Keppel boss Dan McKinna said it would be worthwhile for developers to pay a premium for local content, with government support.
At this point, Australia does not have a purpose-built wind tower manufacturing facility to match rivals with enormous capacity.
Local onshore wind tower manufacturers Keppel, and Tasmania’s Haywards, can make eight steel sections a week compared to 100 a week at large plants overseas.
Mr McKinna, who operates out of a converted particle board factory, says there’s no excuse for Australia not to be making wind towers at scale, particularly as global competition heats up.
Vestas has a 40 per cent market share in Australia for supplying wind farms and is in talks about using Australian steel because the Danish firm can no longer buy Russian steel or fabricate products in Ukraine to ship worldwide.
“Australia is like no different nation on earth,” Mr Andren-Sandberg said, referring to the vast land mass and scope for clean energy to power manufacturing.
While Vestas prefers local production, it’s “very, very uncompetitive” to manufacture in Australia, he added.

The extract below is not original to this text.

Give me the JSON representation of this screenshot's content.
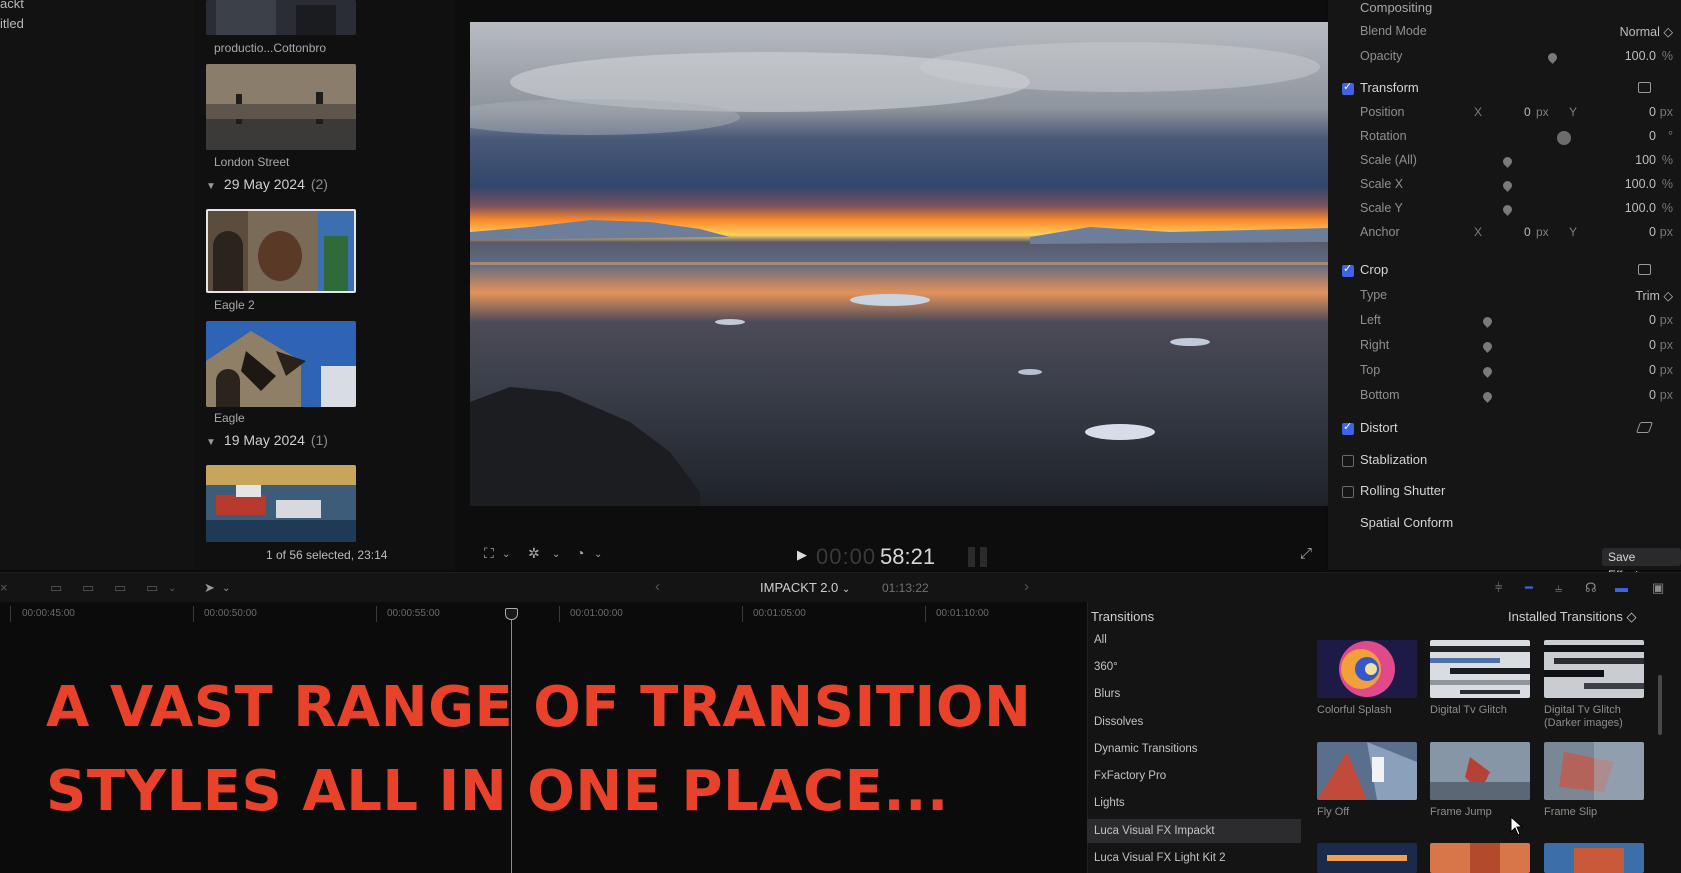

It’s also uncompetitive to manufacture in the United States, but the Biden administration has done something about this by offering production credits for clean energy companies to set up shop, Mr Andren-Sandberg noted.
Unions boss Michele O’Neil said Australia should also consider public ownership and equity stakes in new supply chains so future wealth is shared.
“If we miss out on this chance to turn into a renewable manufacturing powerhouse, we’ll be leaving jobs and wealth on the desk,” the ACTU president mentioned.
“There should not be a single employee made redundant by the phase-out of fossil fuels,” she said.
The energy market operator says the surge in renewable energy generation expected by 2050 needs to be connected by more than 10,000km of new transmission lines and 25,000 transmission towers – each needing up to 60 tonnes of steel.
Geoff Crittenden, CEO of Weld Australia, said Australia does not have the sovereign manufacturing capability to make this a reality.
“Without a large funding in native manufacturing, it won’t be achievable,” he said.
Mr Crittenden, an industry veteran, warned of the consequences of inaction.
“Even probably the most obtuse of us now perceive that local weather change is coming at us a lot tougher than we ever imagined,” he mentioned.
“I had my honeymoon on the Greek island of Rhodes, a phenomenal place. Now it is a hearth.”